Established by Dr Usman Oladipo Akanbi, the Imodoye Writers Residency is a private initiative for writers and visual artists keen on completing their ongoing work in a conducive environment at no cost. And as part of giving back to the community, during their stay in the residency, the writers are expected to mentor secondary school students in Ilorin in creative art/writing.
Today, the ancient town of Ilorin, Kwara State, welcomes the first batch of the 2023 Imodoye Writers Residency programme. “The four writers, Tares Oburumu, Ruth Chidera Echewe, Sadiq Mustafa and Taiye Ojo are expected to be here for three weeks and an optional one week,” according to a statement issued by the Residency Manager.
Tares Oburumu is a Bayelsa State-born poet and essayist, based in Warri, Delta State, Nigeria. He's the author of 6 published chapbooks. Tares Oburumu is the winner of the GAP poetry prize 2018 and his chapbook 'Origin of the Syma Species' won The Sillerman First Book prize for African poets 2022, to be published by Nebraska University Press, U.S., in fall 2023. Tares had been nominated for the Pushcart prize with Woven Tales Press 2019, and Ice Floes International literary journal 2021.
Tares Oburumu is in Imodoye residency to work and expand his three chapbooks, Erasure, Chatham House and Red: the Love Story of Annie Ernaux. As a child, Tares heard the nerve-racking stories of how brothers took to the Atlantic Ocean, going oversee, and it broke him to pieces hearing the manner they died in their attempt to escape the bedlam their country has become. His lens' expositions focus on emigration and the attendant trauma not told by those who suffer from it. And to shine the light on how they ended, coffined in the dream of escaping Nigeria.
Ruth Chidera Echewe, (Unbreakable) is a writer, editor, media personality and professional blogger. She publishes potpourri of themes in unbreaky.com blog. Her personal blog space is called Unbreakable Features. She's a graduate of English and Literary Studies from the Federal University Lafia, Nasarawa State, Nigeria. An indigene of Abia State, Nigeria, but resides in Enugu State.
Ruth, Chidera Echewe is in Imodoye to complete her work, Sisters Series, prose, dealings with humans, and certain bonds that sustained our existence and given us a different definition of life. She kindly follows various studies that have proven the strongest bonds emanated from the establishment of relationships. Ruth is motivated by her passion for creativity which has gone ahead to give birth to what she intends to manifest into a publishing, writing and editing firm in the nearest future.

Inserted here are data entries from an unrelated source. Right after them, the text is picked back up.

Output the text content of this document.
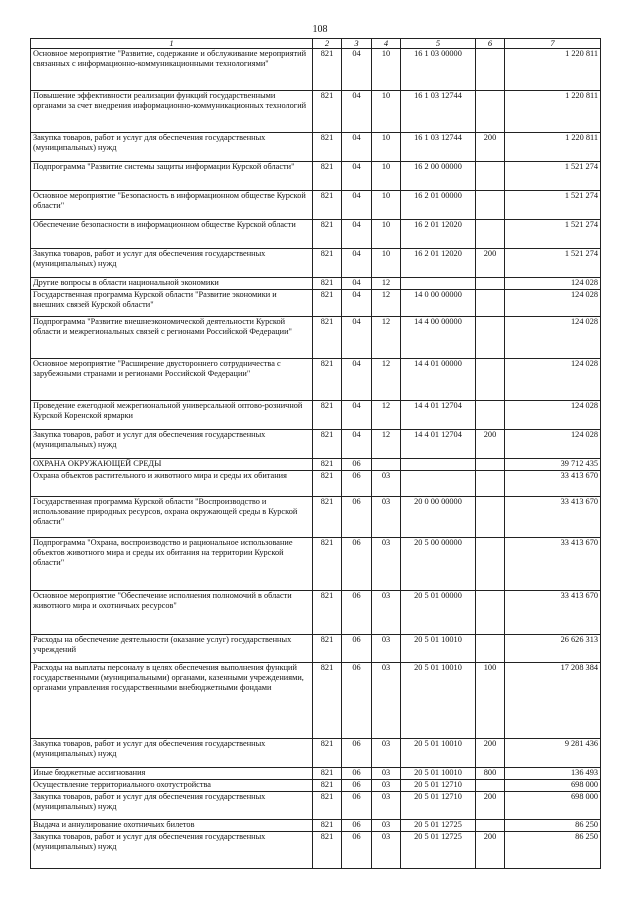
108
1	2	3	4	5	6	7
Основное мероприятие "Развитие, содержание и обслуживание мероприятий связанных с информационно-коммуникационными технологиями"	821	04	10	16 1 03 00000		1 220 811
Повышение эффективности реализации функций государственными органами за счет внедрения информационно-коммуникационных технологий	821	04	10	16 1 03 12744		1 220 811
Закупка товаров, работ и услуг для обеспечения государственных (муниципальных) нужд	821	04	10	16 1 03 12744	200	1 220 811
Подпрограмма "Развитие системы защиты информации Курской области"	821	04	10	16 2 00 00000		1 521 274
Основное мероприятие "Безопасность в информационном обществе Курской области"	821	04	10	16 2 01 00000		1 521 274
Обеспечение безопасности в информационном обществе Курской области	821	04	10	16 2 01 12020		1 521 274
Закупка товаров, работ и услуг для обеспечения государственных (муниципальных) нужд	821	04	10	16 2 01 12020	200	1 521 274
Другие вопросы в области национальной экономики	821	04	12			124 028
Государственная программа Курской области "Развитие экономики и внешних связей Курской области"	821	04	12	14 0 00 00000		124 028
Подпрограмма "Развитие внешнеэкономической деятельности Курской области и межрегиональных связей с регионами Российской Федерации"	821	04	12	14 4 00 00000		124 028
Основное мероприятие "Расширение двустороннего сотрудничества с зарубежными странами и регионами Российской Федерации"	821	04	12	14 4 01 00000		124 028
Проведение ежегодной межрегиональной универсальной оптово-розничной Курской Коренской ярмарки	821	04	12	14 4 01 12704		124 028
Закупка товаров, работ и услуг для обеспечения государственных (муниципальных) нужд	821	04	12	14 4 01 12704	200	124 028
ОХРАНА ОКРУЖАЮЩЕЙ СРЕДЫ	821	06				39 712 435
Охрана объектов растительного и животного мира и среды их обитания	821	06	03			33 413 670
Государственная программа Курской области "Воспроизводство и использование природных ресурсов, охрана окружающей среды в Курской области"	821	06	03	20 0 00 00000		33 413 670
Подпрограмма "Охрана, воспроизводство и рациональное использование объектов животного мира и среды их обитания на территории Курской области"	821	06	03	20 5 00 00000		33 413 670
Основное мероприятие "Обеспечение исполнения полномочий в области животного мира и охотничьих ресурсов"	821	06	03	20 5 01 00000		33 413 670
Расходы на обеспечение деятельности (оказание услуг) государственных учреждений	821	06	03	20 5 01 10010		26 626 313
Расходы на выплаты персоналу в целях обеспечения выполнения функций государственными (муниципальными) органами, казенными учреждениями, органами управления государственными внебюджетными фондами	821	06	03	20 5 01 10010	100	17 208 384
Закупка товаров, работ и услуг для обеспечения государственных (муниципальных) нужд	821	06	03	20 5 01 10010	200	9 281 436
Иные бюджетные ассигнования	821	06	03	20 5 01 10010	800	136 493
Осуществление территориального охотустройства	821	06	03	20 5 01 12710		698 000
Закупка товаров, работ и услуг для обеспечения государственных (муниципальных) нужд	821	06	03	20 5 01 12710	200	698 000
Выдача и аннулирование охотничьих билетов	821	06	03	20 5 01 12725		86 250
Закупка товаров, работ и услуг для обеспечения государственных (муниципальных) нужд	821	06	03	20 5 01 12725	200	86 250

Abubakar Sadiq Mustapha is a poet, art curator, documentary photographer, and community developer. He studied Geology and Mining at Ibrahim Badamadi Babangida University, Lapai, Niger State, and he is currently rounding off his Master's degree program at the same institution. Sadiq uses books, photography, and arts in driving social change from girl-child education, and gender-based violence to youth participation in politics and believes in the power of photography and how it can be used toward mental health. He is in Imodoye to complete his manuscript, Home is my Mother's Tongue.
Abubakar Sadiq Mustapha is a photo columnist with Salamander Ink Magazine and the curator of the Abubakar Gimba literacy campaign. He's the project lead for The Lapai Book Club's mobile library and school, a project that takes reading and arts to grassroots communities in Northern Nigeria aimed at increasing the literacy rate of the region and creating awareness in governance.
Ojo Taiye is a Delta-based Nigerian eco-artist and writer who uses poetry as a handy tool to hide his frustration with society. He is the winner of the Hay Writer's Circle Poetry Prize, US, 2021, Calthalbui Poetry Prize, Ireland 2021. In 2020 Taiye Ojo was selected to participate in Capital City Film Poetry Festival, in Michigan and Poetry Introductory Series, in Ireland. His commissioned works include Belfast Photo Festival 2021, Winnipeg Fringe Festival and Leeds Poetry Festival.
Taiye’s recent works explore neocolonialism, institutionalized violence and ecological trauma in the oil-rich, polluted Niger Delta. His themes deal with the effects of climate change, homelessness, migration, drought and famine, as well as a range of transversal issues arising from racism, black identity and mental health. Taiye Ojo is in Imodoye to complete his poetry collection, Scoping Map.